11 Carla Penz

Berlim

Mamãe sempre teve dois corações em relação àquela viagem. Diz que ela e papai gastaram uma grana que não tinham. Claro. Fizeram empréstimo. Pacote turístico de circuito europeu. Dez dias visitando França, Bélgica, Holanda e Alemanha. Ou talvez eu devesse dizer Paris, Bruxelas, Amsterdã e Berlim. Anos 1990. Mamãe lembra que algumas coisas facilitaram a viagem naquela época. Real forte, cartões de crédito internacionais e euro. Mamãe diz que antes quem viajava para a Europa tinha que se preocupar porque era uma moeda para cada país. No Brasil se vivia a ilusão que um real valia um dólar.

Eu e meu irmão, pequenos ficamos com meus avós maternos. Apesar de ter pouca idade, fiquei bem ressentida. Sempre que tocamos nesse assunto, eu volto a reclamar. Mamãe diz que se ela e papai levassem eu e meu irmão, as despesas aumentariam muito.
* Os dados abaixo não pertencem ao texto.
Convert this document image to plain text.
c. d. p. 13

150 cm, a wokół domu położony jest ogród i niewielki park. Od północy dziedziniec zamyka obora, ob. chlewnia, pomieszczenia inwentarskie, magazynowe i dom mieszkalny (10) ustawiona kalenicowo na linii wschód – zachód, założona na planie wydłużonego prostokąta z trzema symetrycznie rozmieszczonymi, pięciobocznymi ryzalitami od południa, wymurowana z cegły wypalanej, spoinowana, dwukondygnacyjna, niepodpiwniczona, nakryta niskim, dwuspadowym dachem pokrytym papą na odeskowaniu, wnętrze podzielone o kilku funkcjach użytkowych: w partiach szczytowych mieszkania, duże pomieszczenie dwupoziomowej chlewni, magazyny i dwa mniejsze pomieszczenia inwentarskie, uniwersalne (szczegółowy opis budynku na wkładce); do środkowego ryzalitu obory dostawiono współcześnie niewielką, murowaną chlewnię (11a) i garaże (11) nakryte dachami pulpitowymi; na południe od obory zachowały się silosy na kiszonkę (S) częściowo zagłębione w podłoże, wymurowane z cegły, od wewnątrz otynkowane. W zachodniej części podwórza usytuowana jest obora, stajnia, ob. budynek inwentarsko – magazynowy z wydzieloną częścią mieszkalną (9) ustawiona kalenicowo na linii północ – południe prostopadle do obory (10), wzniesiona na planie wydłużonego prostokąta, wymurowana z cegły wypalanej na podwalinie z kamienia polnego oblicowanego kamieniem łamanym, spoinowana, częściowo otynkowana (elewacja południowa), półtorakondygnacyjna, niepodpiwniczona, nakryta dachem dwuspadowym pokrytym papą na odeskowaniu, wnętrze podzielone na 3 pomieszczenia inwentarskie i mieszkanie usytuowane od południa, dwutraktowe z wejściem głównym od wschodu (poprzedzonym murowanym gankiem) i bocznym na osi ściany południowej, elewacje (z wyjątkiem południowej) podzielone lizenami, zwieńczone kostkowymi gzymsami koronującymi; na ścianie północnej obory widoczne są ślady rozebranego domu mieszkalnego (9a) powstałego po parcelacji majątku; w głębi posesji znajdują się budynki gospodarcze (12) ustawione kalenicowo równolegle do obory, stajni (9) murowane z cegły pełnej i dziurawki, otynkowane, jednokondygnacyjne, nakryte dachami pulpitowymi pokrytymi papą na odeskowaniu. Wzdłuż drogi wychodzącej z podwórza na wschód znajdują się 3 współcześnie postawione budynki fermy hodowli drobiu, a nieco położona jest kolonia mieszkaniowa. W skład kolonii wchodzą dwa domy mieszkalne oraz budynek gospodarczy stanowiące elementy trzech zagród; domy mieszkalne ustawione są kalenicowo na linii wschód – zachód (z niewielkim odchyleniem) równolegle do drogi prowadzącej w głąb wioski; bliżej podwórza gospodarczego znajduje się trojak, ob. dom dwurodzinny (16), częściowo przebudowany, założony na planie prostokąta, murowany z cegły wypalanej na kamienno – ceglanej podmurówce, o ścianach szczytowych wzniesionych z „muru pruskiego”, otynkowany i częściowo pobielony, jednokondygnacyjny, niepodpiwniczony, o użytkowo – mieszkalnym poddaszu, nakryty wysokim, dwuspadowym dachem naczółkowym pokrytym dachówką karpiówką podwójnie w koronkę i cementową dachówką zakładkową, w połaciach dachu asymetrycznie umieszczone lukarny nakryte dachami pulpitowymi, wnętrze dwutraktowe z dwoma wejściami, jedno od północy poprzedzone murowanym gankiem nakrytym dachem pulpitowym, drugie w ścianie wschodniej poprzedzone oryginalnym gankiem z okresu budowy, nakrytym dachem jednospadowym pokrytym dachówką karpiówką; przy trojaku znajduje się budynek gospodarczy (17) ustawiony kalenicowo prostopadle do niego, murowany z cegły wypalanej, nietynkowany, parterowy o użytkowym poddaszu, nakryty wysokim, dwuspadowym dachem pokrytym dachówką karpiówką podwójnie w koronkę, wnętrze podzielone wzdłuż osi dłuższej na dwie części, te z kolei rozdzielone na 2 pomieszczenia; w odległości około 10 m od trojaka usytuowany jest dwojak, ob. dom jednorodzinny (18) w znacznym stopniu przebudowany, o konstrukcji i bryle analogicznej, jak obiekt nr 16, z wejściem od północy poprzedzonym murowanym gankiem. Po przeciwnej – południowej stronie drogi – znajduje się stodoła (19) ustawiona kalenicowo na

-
Para mamãe o lado bom ficou por conta daquela frase de agência de turismo: você sempre volta diferente de uma viagem. Da Europa então, imagina. Ela diz que era tudo diferente. As cidades, as pessoas, a comida… Até a luz do sol era outra. Compraram muitas lembrancinhas, exceto em Berlim. Lá o velho se encantou com um mercado de pulgas. Comprou uma miniatura de Trabant, uma máquina Praktika e um uniforme completo do antigo exército da Alemanha Oriental, com direito a uma máscara contra gases. Mamãe diz que comprar aquelas coisas não fazia sentido. Eles tinham levado uma câmera. E que loucura era aquela de uniforme militar? O velho respondeu que ele gostava de ler sobre História; e aquela câmera era melhor que a que eles tinham e estava uma barbada. O valor do carrinho nisso era irrelevante. Ele sacou dinheiro do cartão de crédito para comprar os troços.

Tem uma foto na família com ele me segurando no colo vestido com o tal uniforme. Foi tirada com a máquina comprada lá.

O lado ruim é que gastaram os tubos. Demoraram para se reequilibrarem.

E pouco mais de dez anos após aquela viagem o velho faleceu. Teve um câncer de vesícula agressivo. Rápido e fatal.

Foi nessa época que eu e meu irmão começamos a trabalhar para ajudar a mamãe. Eu numa central de atendimento e fazer faculdade à noite. Consegui meia bolsa.

Na faculdade uma colega me comentou que, seu eu quisesse, poderia ganhar bem mais que no telemarketing, e com menos esforço. Foi assim que, em uma noite eu fui com ela a uma boate, comecei. Eu disse para mamãe que ia sair com uma colega. Não menti.

E agora, anos depois, estou aqui em Berlim. A casa é espaçosa, oferece relativa segurança e em dias bons eu consigo fazer até uns 800 euros. Eu trouxe de volta o velho uniforme do papai. Alguns clientes querem usar. Outros pedem que eu vista, e depois dispa.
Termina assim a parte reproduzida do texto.